ATGBICS at Embedded World 2026: Compatible Transceivers, Legacy Optics, 800G QSFP, DAC and AOC

Posted by – March 16, 2026
Category: Exclusive videos

ATGBICS is positioning itself as a practical supplier for industrial network connectivity rather than just another optics reseller. The main story here is compatibility at scale: transceivers for more than 300 vendor ecosystems, support for legacy and current modules, and a business model built around keeping networks running when original OEM parts have gone end-of-life. That matters in embedded and industrial systems where redesigning around a discontinued optical part can be far more expensive than the module itself. https://atgbics.com/

A big part of the discussion is obsolescence management. ATGBICS describes a process where the bill of materials is locked, prototype samples can be validated against a customer’s hardware, and repeat orders can be built with the same chipset, laser, and configuration that was previously qualified. For industrial Ethernet, long-lived automation platforms, transport systems, and ruggedized infrastructure, that kind of traceability can be more important than chasing the newest data rate.

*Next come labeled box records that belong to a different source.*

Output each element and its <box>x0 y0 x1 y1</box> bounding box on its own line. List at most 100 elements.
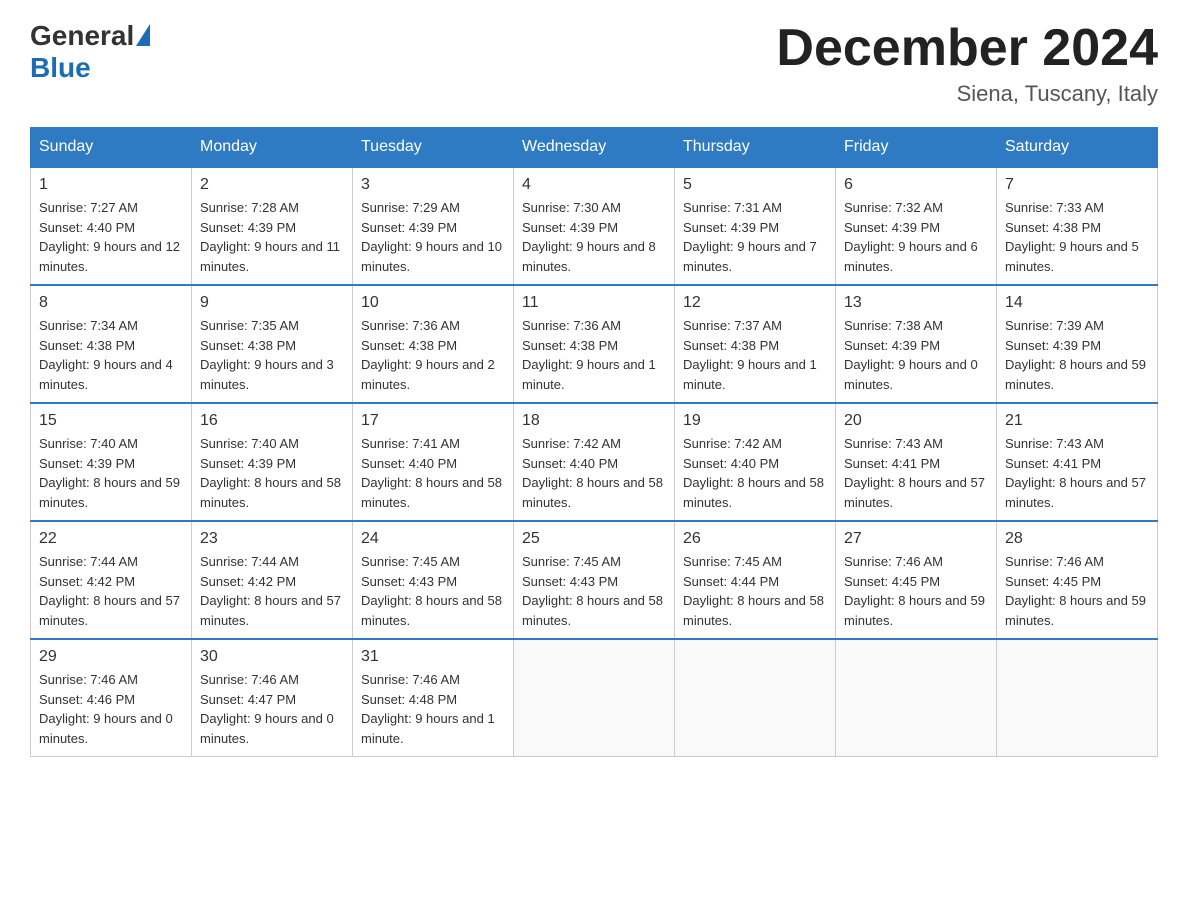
day-header-thursday: Thursday <box>675 128 836 168</box>
day-info: Sunrise: 7:36 AMSunset: 4:38 PMDaylight:… <box>361 316 505 394</box>
calendar-cell: 24 Sunrise: 7:45 AMSunset: 4:43 PMDayligh… <box>353 521 514 639</box>
calendar-cell: 1 Sunrise: 7:27 AMSunset: 4:40 PMDaylight… <box>31 167 192 285</box>
day-info: Sunrise: 7:46 AMSunset: 4:45 PMDaylight:… <box>844 552 988 630</box>
location: Siena, Tuscany, Italy <box>776 81 1158 107</box>
day-number: 24 <box>361 530 505 548</box>
day-number: 5 <box>683 176 827 194</box>
calendar-header-row: SundayMondayTuesdayWednesdayThursdayFrid… <box>31 128 1158 168</box>
day-number: 30 <box>200 648 344 666</box>
page-header: General Blue December 2024 Siena, Tuscan… <box>30 20 1158 107</box>
logo-blue-text: Blue <box>30 52 91 84</box>
calendar-cell: 5 Sunrise: 7:31 AMSunset: 4:39 PMDaylight… <box>675 167 836 285</box>
day-number: 25 <box>522 530 666 548</box>
logo: General Blue <box>30 20 150 84</box>
calendar-cell: 11 Sunrise: 7:36 AMSunset: 4:38 PMDayligh… <box>514 285 675 403</box>
day-info: Sunrise: 7:33 AMSunset: 4:38 PMDaylight:… <box>1005 198 1149 276</box>
day-number: 17 <box>361 412 505 430</box>
day-header-wednesday: Wednesday <box>514 128 675 168</box>
day-info: Sunrise: 7:38 AMSunset: 4:39 PMDaylight:… <box>844 316 988 394</box>
day-info: Sunrise: 7:41 AMSunset: 4:40 PMDaylight:… <box>361 434 505 512</box>
day-info: Sunrise: 7:29 AMSunset: 4:39 PMDaylight:… <box>361 198 505 276</box>
calendar-table: SundayMondayTuesdayWednesdayThursdayFrid… <box>30 127 1158 757</box>
day-info: Sunrise: 7:44 AMSunset: 4:42 PMDaylight:… <box>39 552 183 630</box>
day-info: Sunrise: 7:36 AMSunset: 4:38 PMDaylight:… <box>522 316 666 394</box>
day-number: 9 <box>200 294 344 312</box>
day-number: 11 <box>522 294 666 312</box>
day-info: Sunrise: 7:45 AMSunset: 4:43 PMDaylight:… <box>522 552 666 630</box>
day-info: Sunrise: 7:27 AMSunset: 4:40 PMDaylight:… <box>39 198 183 276</box>
day-number: 27 <box>844 530 988 548</box>
day-number: 14 <box>1005 294 1149 312</box>
calendar-week-row: 1 Sunrise: 7:27 AMSunset: 4:40 PMDaylight… <box>31 167 1158 285</box>
calendar-cell: 28 Sunrise: 7:46 AMSunset: 4:45 PMDayligh… <box>997 521 1158 639</box>
calendar-cell: 23 Sunrise: 7:44 AMSunset: 4:42 PMDayligh… <box>192 521 353 639</box>
title-area: December 2024 Siena, Tuscany, Italy <box>776 20 1158 107</box>
calendar-cell <box>997 639 1158 757</box>
calendar-cell: 30Sunrise: 7:46 AMSunset: 4:47 PMDayligh… <box>192 639 353 757</box>
calendar-cell: 22 Sunrise: 7:44 AMSunset: 4:42 PMDayligh… <box>31 521 192 639</box>
calendar-cell: 19Sunrise: 7:42 AMSunset: 4:40 PMDayligh… <box>675 403 836 521</box>
calendar-week-row: 29 Sunrise: 7:46 AMSunset: 4:46 PMDayligh… <box>31 639 1158 757</box>
calendar-cell: 16 Sunrise: 7:40 AMSunset: 4:39 PMDayligh… <box>192 403 353 521</box>
calendar-cell: 27 Sunrise: 7:46 AMSunset: 4:45 PMDayligh… <box>836 521 997 639</box>
calendar-cell: 6 Sunrise: 7:32 AMSunset: 4:39 PMDaylight… <box>836 167 997 285</box>
calendar-cell: 20 Sunrise: 7:43 AMSunset: 4:41 PMDayligh… <box>836 403 997 521</box>
calendar-cell: 4Sunrise: 7:30 AMSunset: 4:39 PMDaylight… <box>514 167 675 285</box>
calendar-cell: 21Sunrise: 7:43 AMSunset: 4:41 PMDayligh… <box>997 403 1158 521</box>
month-title: December 2024 <box>776 20 1158 77</box>
day-info: Sunrise: 7:35 AMSunset: 4:38 PMDaylight:… <box>200 316 344 394</box>
day-info: Sunrise: 7:31 AMSunset: 4:39 PMDaylight:… <box>683 198 827 276</box>
day-number: 26 <box>683 530 827 548</box>
calendar-cell: 18Sunrise: 7:42 AMSunset: 4:40 PMDayligh… <box>514 403 675 521</box>
calendar-cell: 26 Sunrise: 7:45 AMSunset: 4:44 PMDayligh… <box>675 521 836 639</box>
day-number: 20 <box>844 412 988 430</box>
day-number: 12 <box>683 294 827 312</box>
day-number: 1 <box>39 176 183 194</box>
calendar-cell: 10Sunrise: 7:36 AMSunset: 4:38 PMDayligh… <box>353 285 514 403</box>
day-info: Sunrise: 7:32 AMSunset: 4:39 PMDaylight:… <box>844 198 988 276</box>
day-info: Sunrise: 7:40 AMSunset: 4:39 PMDaylight:… <box>39 434 183 512</box>
logo-triangle-icon <box>136 24 150 46</box>
calendar-cell <box>836 639 997 757</box>
day-info: Sunrise: 7:44 AMSunset: 4:42 PMDaylight:… <box>200 552 344 630</box>
calendar-cell <box>514 639 675 757</box>
day-number: 31 <box>361 648 505 666</box>
calendar-cell: 13 Sunrise: 7:38 AMSunset: 4:39 PMDayligh… <box>836 285 997 403</box>
day-header-tuesday: Tuesday <box>353 128 514 168</box>
day-info: Sunrise: 7:28 AMSunset: 4:39 PMDaylight:… <box>200 198 344 276</box>
day-header-saturday: Saturday <box>997 128 1158 168</box>
day-number: 13 <box>844 294 988 312</box>
day-number: 2 <box>200 176 344 194</box>
day-info: Sunrise: 7:46 AMSunset: 4:46 PMDaylight:… <box>39 670 183 748</box>
day-number: 23 <box>200 530 344 548</box>
day-number: 3 <box>361 176 505 194</box>
day-header-sunday: Sunday <box>31 128 192 168</box>
calendar-cell: 3 Sunrise: 7:29 AMSunset: 4:39 PMDaylight… <box>353 167 514 285</box>
day-info: Sunrise: 7:45 AMSunset: 4:44 PMDaylight:… <box>683 552 827 630</box>
day-number: 21 <box>1005 412 1149 430</box>
day-info: Sunrise: 7:37 AMSunset: 4:38 PMDaylight:… <box>683 316 827 394</box>
calendar-cell: 14 Sunrise: 7:39 AMSunset: 4:39 PMDayligh… <box>997 285 1158 403</box>
calendar-cell: 17 Sunrise: 7:41 AMSunset: 4:40 PMDayligh… <box>353 403 514 521</box>
day-info: Sunrise: 7:40 AMSunset: 4:39 PMDaylight:… <box>200 434 344 512</box>
calendar-cell: 25 Sunrise: 7:45 AMSunset: 4:43 PMDayligh… <box>514 521 675 639</box>
day-number: 28 <box>1005 530 1149 548</box>
day-info: Sunrise: 7:30 AMSunset: 4:39 PMDaylight:… <box>522 198 666 276</box>
day-info: Sunrise: 7:46 AMSunset: 4:48 PMDaylight:… <box>361 670 505 748</box>
day-info: Sunrise: 7:42 AMSunset: 4:40 PMDaylight:… <box>522 434 666 512</box>
day-info: Sunrise: 7:46 AMSunset: 4:45 PMDaylight:… <box>1005 552 1149 630</box>
day-info: Sunrise: 7:45 AMSunset: 4:43 PMDaylight:… <box>361 552 505 630</box>
day-number: 6 <box>844 176 988 194</box>
day-number: 22 <box>39 530 183 548</box>
day-number: 29 <box>39 648 183 666</box>
day-info: Sunrise: 7:39 AMSunset: 4:39 PMDaylight:… <box>1005 316 1149 394</box>
day-info: Sunrise: 7:43 AMSunset: 4:41 PMDaylight:… <box>844 434 988 512</box>
day-header-friday: Friday <box>836 128 997 168</box>
day-number: 16 <box>200 412 344 430</box>
day-header-monday: Monday <box>192 128 353 168</box>
calendar-cell: 9 Sunrise: 7:35 AMSunset: 4:38 PMDaylight… <box>192 285 353 403</box>
calendar-week-row: 15Sunrise: 7:40 AMSunset: 4:39 PMDayligh… <box>31 403 1158 521</box>
calendar-cell: 8Sunrise: 7:34 AMSunset: 4:38 PMDaylight… <box>31 285 192 403</box>
calendar-week-row: 8Sunrise: 7:34 AMSunset: 4:38 PMDaylight… <box>31 285 1158 403</box>
calendar-week-row: 22 Sunrise: 7:44 AMSunset: 4:42 PMDayligh… <box>31 521 1158 639</box>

The interview also makes clear that this is not only about old through-hole optics from the 1990s. The portfolio shown moves from 1×9 and 2×5 legacy transceivers to 1G and 10G workhorse SFP-class modules, then all the way up to high-bandwidth QSFP and direct attach cable options used in data center and AI networking. The interesting angle is that the same company is covering both ends of the market: replacement parts for installed industrial gear and compatible modules for newer high-density switching environments.

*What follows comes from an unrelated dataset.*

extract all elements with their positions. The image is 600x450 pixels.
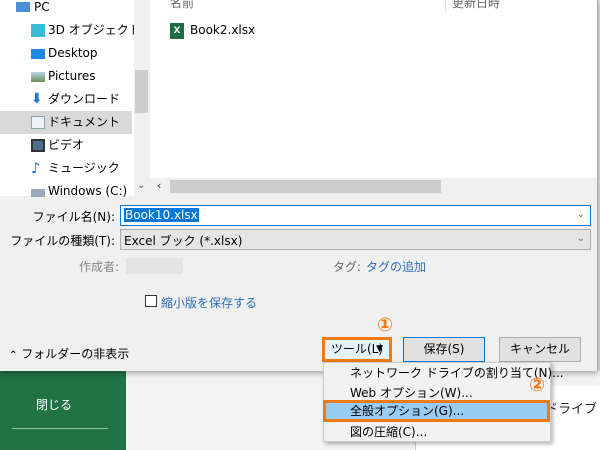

What gives the video some depth is the manufacturing and customization side. ATGBICS talks about working with factory partners in Taiwan and China, offering certificates of conformity, custom firmware, private labeling, and barcode-level branding for OEMs building their own switch, router, or PoE product lines. Filmed at Embedded World 2026 in Nuremberg, the interview shows how optical connectivity is increasingly tied to supply-chain resilience, second-source qualification, and lifecycle planning, not just raw bandwidth.

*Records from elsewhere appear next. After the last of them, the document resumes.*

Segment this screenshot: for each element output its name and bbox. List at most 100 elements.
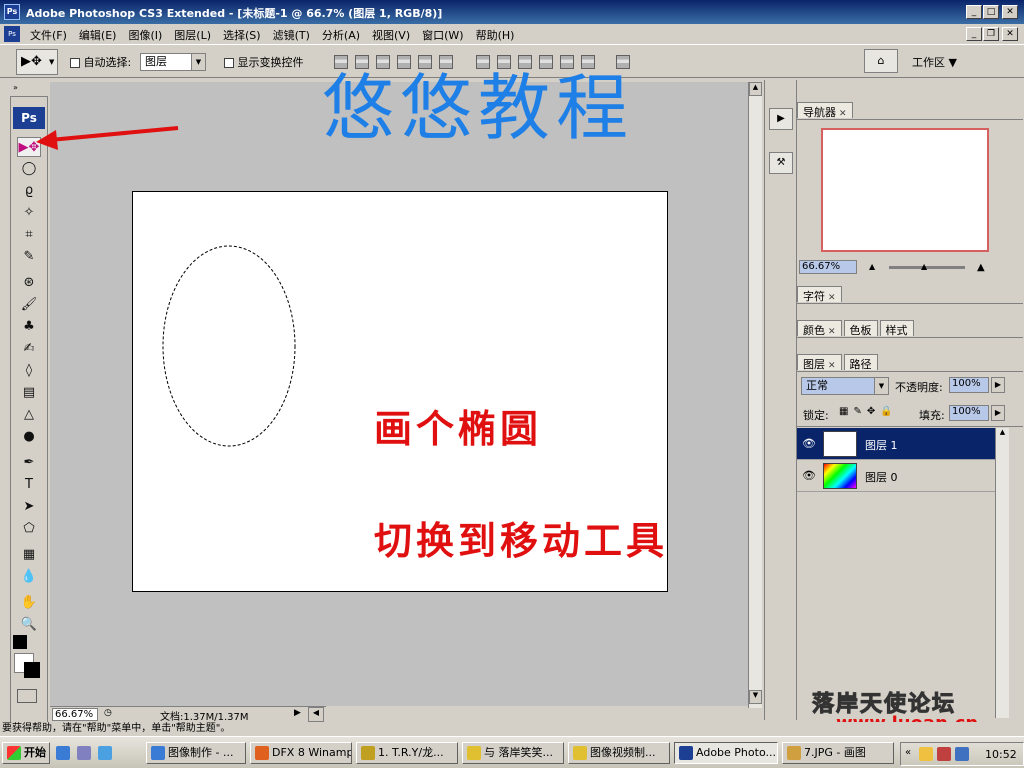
visibility-eye-icon[interactable]: 👁 (802, 469, 816, 483)
scroll-up-icon[interactable]: ▲ (996, 428, 1009, 436)
navigator-preview[interactable] (821, 128, 989, 252)
tool-preset-picker[interactable]: ▶✥ ▼ (16, 49, 58, 75)
lock-transparency-icon[interactable]: ▦ (839, 406, 848, 417)
auto-select-dropdown[interactable]: 图层 ▼ (140, 53, 206, 71)
taskbar-item-0[interactable]: 图像制作 - ... (146, 742, 246, 764)
hscroll-left-icon[interactable]: ◀ (308, 707, 324, 722)
ie-icon[interactable] (56, 746, 70, 760)
lasso-tool-icon[interactable]: ϱ (17, 181, 41, 201)
tray-app-icon[interactable] (937, 747, 951, 761)
document-icon[interactable]: Ps (4, 26, 20, 42)
media-icon[interactable] (77, 746, 91, 760)
slider-thumb-icon[interactable]: ▲ (921, 262, 927, 271)
magic-wand-icon[interactable]: ✧ (17, 203, 41, 223)
close-icon[interactable]: ✕ (828, 293, 836, 303)
taskbar-item-5[interactable]: Adobe Photo... (674, 742, 778, 764)
elliptical-marquee-selection[interactable] (162, 245, 296, 447)
clone-stamp-icon[interactable]: ♣ (17, 317, 41, 337)
path-selection-icon[interactable]: ➤ (17, 497, 41, 517)
lock-all-icon[interactable]: 🔒 (880, 406, 892, 417)
fill-field[interactable]: 100% (949, 405, 989, 421)
close-icon[interactable]: ✕ (839, 109, 847, 119)
menu-item-0[interactable]: 文件(F) (30, 27, 67, 43)
close-button[interactable]: ✕ (1002, 5, 1018, 19)
tray-expand-icon[interactable]: « (905, 747, 911, 758)
zoom-tool-icon[interactable]: 🔍 (17, 615, 41, 635)
layer-row-1[interactable]: 👁 图层 1 (797, 428, 995, 460)
network-icon[interactable] (955, 747, 969, 761)
healing-brush-icon[interactable]: ⊛ (17, 273, 41, 293)
taskbar-item-3[interactable]: 与 落岸笑笑... (462, 742, 564, 764)
qq-icon[interactable] (919, 747, 933, 761)
menu-item-4[interactable]: 选择(S) (223, 27, 261, 43)
maximize-button[interactable]: □ (983, 5, 999, 19)
menu-item-7[interactable]: 视图(V) (372, 27, 410, 43)
lock-position-icon[interactable]: ✥ (867, 406, 875, 417)
menu-item-9[interactable]: 帮助(H) (476, 27, 515, 43)
visibility-eye-icon[interactable]: 👁 (802, 437, 816, 451)
fill-slider-arrow-icon[interactable]: ▶ (991, 405, 1005, 421)
close-icon[interactable]: ✕ (828, 361, 836, 371)
tool-presets-panel-icon[interactable]: ⚒ (769, 152, 793, 174)
collapse-toolbox-icon[interactable]: » (13, 83, 18, 92)
taskbar-item-2[interactable]: 1. T.R.Y/龙... (356, 742, 458, 764)
tab-styles[interactable]: 样式 (879, 320, 914, 337)
blend-mode-dropdown[interactable]: 正常 ▼ (801, 377, 889, 395)
slice-tool-icon[interactable]: ✎ (17, 247, 41, 267)
app-icon[interactable]: Ps (4, 4, 20, 20)
lock-pixels-icon[interactable]: ✎ (853, 406, 861, 417)
doc-minimize-button[interactable]: _ (966, 27, 982, 41)
zoom-field[interactable]: 66.67% (52, 708, 98, 721)
scroll-up-icon[interactable]: ▲ (749, 82, 762, 96)
layers-scrollbar[interactable]: ▲ (995, 428, 1009, 718)
history-brush-icon[interactable]: ✍ (17, 339, 41, 359)
scroll-down-icon[interactable]: ▼ (749, 690, 762, 704)
show-transform-checkbox[interactable] (224, 58, 234, 68)
auto-select-checkbox[interactable] (70, 58, 80, 68)
zoom-in-icon[interactable]: ▲ (977, 262, 985, 273)
vertical-scrollbar[interactable]: ▲ ▼ (748, 82, 762, 708)
menu-item-3[interactable]: 图层(L) (174, 27, 211, 43)
tab-layers[interactable]: 图层 ✕ (797, 354, 842, 371)
navigator-zoom-field[interactable]: 66.67% (799, 260, 857, 274)
hand-tool-icon[interactable]: ✋ (17, 593, 41, 613)
close-icon[interactable]: ✕ (828, 327, 836, 337)
workspace-menu[interactable]: 工作区 ▼ (912, 54, 957, 70)
desktop-icon[interactable] (98, 746, 112, 760)
crop-tool-icon[interactable]: ⌗ (17, 225, 41, 245)
notes-icon[interactable]: ▦ (17, 545, 41, 565)
pen-tool-icon[interactable]: ✒ (17, 453, 41, 473)
taskbar-item-6[interactable]: 7.JPG - 画图 (782, 742, 894, 764)
tab-swatches[interactable]: 色板 (843, 320, 878, 337)
shape-tool-icon[interactable]: ⬠ (17, 519, 41, 539)
menu-item-5[interactable]: 滤镜(T) (273, 27, 310, 43)
minimize-button[interactable]: _ (966, 5, 982, 19)
menu-item-8[interactable]: 窗口(W) (422, 27, 463, 43)
dodge-tool-icon[interactable]: ● (17, 427, 41, 447)
zoom-out-icon[interactable]: ▲ (869, 262, 875, 271)
doc-close-button[interactable]: ✕ (1002, 27, 1018, 41)
quick-mask-icon[interactable] (17, 689, 37, 703)
opacity-slider-arrow-icon[interactable]: ▶ (991, 377, 1005, 393)
tab-paths[interactable]: 路径 (843, 354, 878, 371)
gradient-tool-icon[interactable]: ▤ (17, 383, 41, 403)
marquee-tool-icon[interactable]: ◯ (17, 159, 41, 179)
menu-item-2[interactable]: 图像(I) (128, 27, 162, 43)
eyedropper-icon[interactable]: 💧 (17, 567, 41, 587)
menu-item-6[interactable]: 分析(A) (322, 27, 360, 43)
menu-item-1[interactable]: 编辑(E) (79, 27, 117, 43)
foreground-color-swatch[interactable] (13, 635, 27, 649)
start-button[interactable]: 开始 (2, 742, 50, 764)
eraser-icon[interactable]: ◊ (17, 361, 41, 381)
taskbar-item-1[interactable]: DFX 8 Winamp (250, 742, 352, 764)
type-tool-icon[interactable]: T (17, 475, 41, 495)
opacity-field[interactable]: 100% (949, 377, 989, 393)
brush-tool-icon[interactable]: 🖌 (17, 295, 41, 315)
doc-restore-button[interactable]: ❐ (983, 27, 999, 41)
tab-navigator[interactable]: 导航器 ✕ (797, 102, 853, 119)
status-menu-arrow-icon[interactable]: ▶ (294, 708, 301, 718)
actions-panel-icon[interactable]: ▶ (769, 108, 793, 130)
taskbar-item-4[interactable]: 图像视频制... (568, 742, 670, 764)
tab-character[interactable]: 字符 ✕ (797, 286, 842, 303)
blur-tool-icon[interactable]: △ (17, 405, 41, 425)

The result is a useful look at a part of embedded infrastructure that usually stays in the background. Instead of focusing on headline silicon, this conversation is about pluggable optics, DACs, AOCs, OEM-compatible coding, industrial temperature requirements, and the economics of keeping deployed systems alive for years longer than the original vendor may support. That makes the video relevant for engineers, sourcing teams, EMS partners, and network equipment makers dealing with both legacy maintenance and forward migration.